No festive raids
But plenty activity on the fringes over Christmas break
THE CONTENTION that the lull in the markets over Christmas provides an opportunity for audacious raiders to scuttle a vulnerable corporate hardly holds water these days. Ever since the early Nineties – when Perskor was raided by the brilliant Mannie Simchowitz – we haven’t seen too many daring assaults on companies listed on the JSE.
Those who kept a lonely vigil (again) this year were rewarded with at least some intriguing corporate activity over the festive season – and a number of transactions worth recording. Arguably the most interesting involved foreign predators hunting down South African commodity assets. In the first instance there was a proposal from AIM-listed junior mining group Maghreb Minerals to buy out the minority shareholders in local fluorspar dog Sallies.
It seems the BSD (big swinging dick) behind the transaction is United Statesbased specialist investor Firebird, which – as far as Finweek can ascertain – is a major shareholder in both Sallies and Maghreb. It seems the ploy is to convince South African shareholders to switch their holdings in Sallies for shares in Maghreb (which is currently buying up other fluorspar assets).

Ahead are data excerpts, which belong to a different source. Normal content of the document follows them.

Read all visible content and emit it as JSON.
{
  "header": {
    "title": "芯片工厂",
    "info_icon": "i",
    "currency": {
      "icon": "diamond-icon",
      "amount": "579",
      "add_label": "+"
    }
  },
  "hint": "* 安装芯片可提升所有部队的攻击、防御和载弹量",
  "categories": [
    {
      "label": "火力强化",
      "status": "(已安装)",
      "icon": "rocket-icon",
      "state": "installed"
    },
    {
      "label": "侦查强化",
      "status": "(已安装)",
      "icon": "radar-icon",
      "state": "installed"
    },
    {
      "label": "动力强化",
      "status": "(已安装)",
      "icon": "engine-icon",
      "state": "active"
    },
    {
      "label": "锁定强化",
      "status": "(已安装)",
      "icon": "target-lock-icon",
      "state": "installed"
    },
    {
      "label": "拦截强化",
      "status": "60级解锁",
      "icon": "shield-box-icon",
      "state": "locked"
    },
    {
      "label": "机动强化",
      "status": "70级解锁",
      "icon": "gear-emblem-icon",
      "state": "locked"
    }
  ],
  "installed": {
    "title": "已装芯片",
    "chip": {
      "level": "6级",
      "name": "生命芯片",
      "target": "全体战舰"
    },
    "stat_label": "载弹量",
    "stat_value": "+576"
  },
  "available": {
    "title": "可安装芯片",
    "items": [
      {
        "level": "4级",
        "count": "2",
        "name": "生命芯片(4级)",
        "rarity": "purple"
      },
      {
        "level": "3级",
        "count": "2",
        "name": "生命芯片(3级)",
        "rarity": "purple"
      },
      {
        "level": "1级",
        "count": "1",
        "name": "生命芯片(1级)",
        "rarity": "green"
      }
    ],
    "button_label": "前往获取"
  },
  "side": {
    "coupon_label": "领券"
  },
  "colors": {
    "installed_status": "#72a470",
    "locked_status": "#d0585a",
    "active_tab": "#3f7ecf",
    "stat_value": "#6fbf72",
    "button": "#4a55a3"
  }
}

Another interesting transaction – and one that failed to catch the eye of the mainstream media – was the buyout offer for Rare Earth Extraction Company (Rareco) by Canadian miner Great Western Minerals Group. The curious aspect of this deal is that Rareco was suspended on the JSE (and its listing subsequently terminated) in 2002 and even the most optimistic shareholder wouldn’t have been inclined to give the venture a smidgen of value. Yet shareholders now face the prospect of a 300c/ share offer, a proposal that values Rareco at a rather nifty R150m. Incidentally, the 300c/share offer is higher than Rareco’s share price ever traded on the JSE – a brief tenure that included spells when the share traded as low as 5c.
For the record, Rareco owns a rare earth mining deposit at Steenkampskraal near Vanrhynsdorp. The company’s “big moment” came in the late Nineties, when it secured an agreement to supply feldspar to glass giant Consol. However, Consol wasn’t happy with the quality of the initial batches. The arrangement was called off and Rareco slunk into obscurity.
While Rareco shareholders have been urged to accept the GWMG offer, some may pause to consider the company’s real potential. After all, GWMG earlier last year was happy to pump new capital into Rareco after subscribing for 10m new Rareco shares – which secured a 20,8% stake in the company.
In what’s becoming an all-too-common sight among recently listed small caps, Rare Holdings – a piping specialist – opted to issue new shares to raise cash of R40m. The company noted rather ominously the urgent need for further working capital funding, with pressure on its day-to-day business activities. Initially 100m shares will be issued to investment company Stafric at 40c/share, but to tide Rare through its tough patch a loan has already been secured from Mayfair Speculators. Mayfair Speculators, as far as Finweek can recall, is a nominee company associated with Steinhoff boss Markus Jooste. Interesting…
Other small cap activity over the holiday period included tomato-based condiments maker AHVest (formerly All Joy Foods) making an offer to minority shareholders with a view to delisting the business, and suspended Security group Command buying out the shares it doesn’t already own in Comwezi Security. Woodworking group William Tell announced it would sell its chipboard manufacturing plant to a Brazilian company called Soroteca.
But the big guns weren’t entirely silent. Sasol bought into the Montney Shale Basin in Canada, paying roughly R7bn for the privilege of a 50% participation right.
Perhaps more fascinating was the news that industrial conglomerate Bidvest forked out almost R500m to buy out British-based fresh fish producer and distributor Seafood Holdings. Bidvest now has seafood interests in Namibia and Britain. We wonder how long before one of SA’s seafood companies falls into Bidvest’s clutches? Hasenfuss holds debentures in Sallies (which he’s determined not to swap for paper in Maghreb).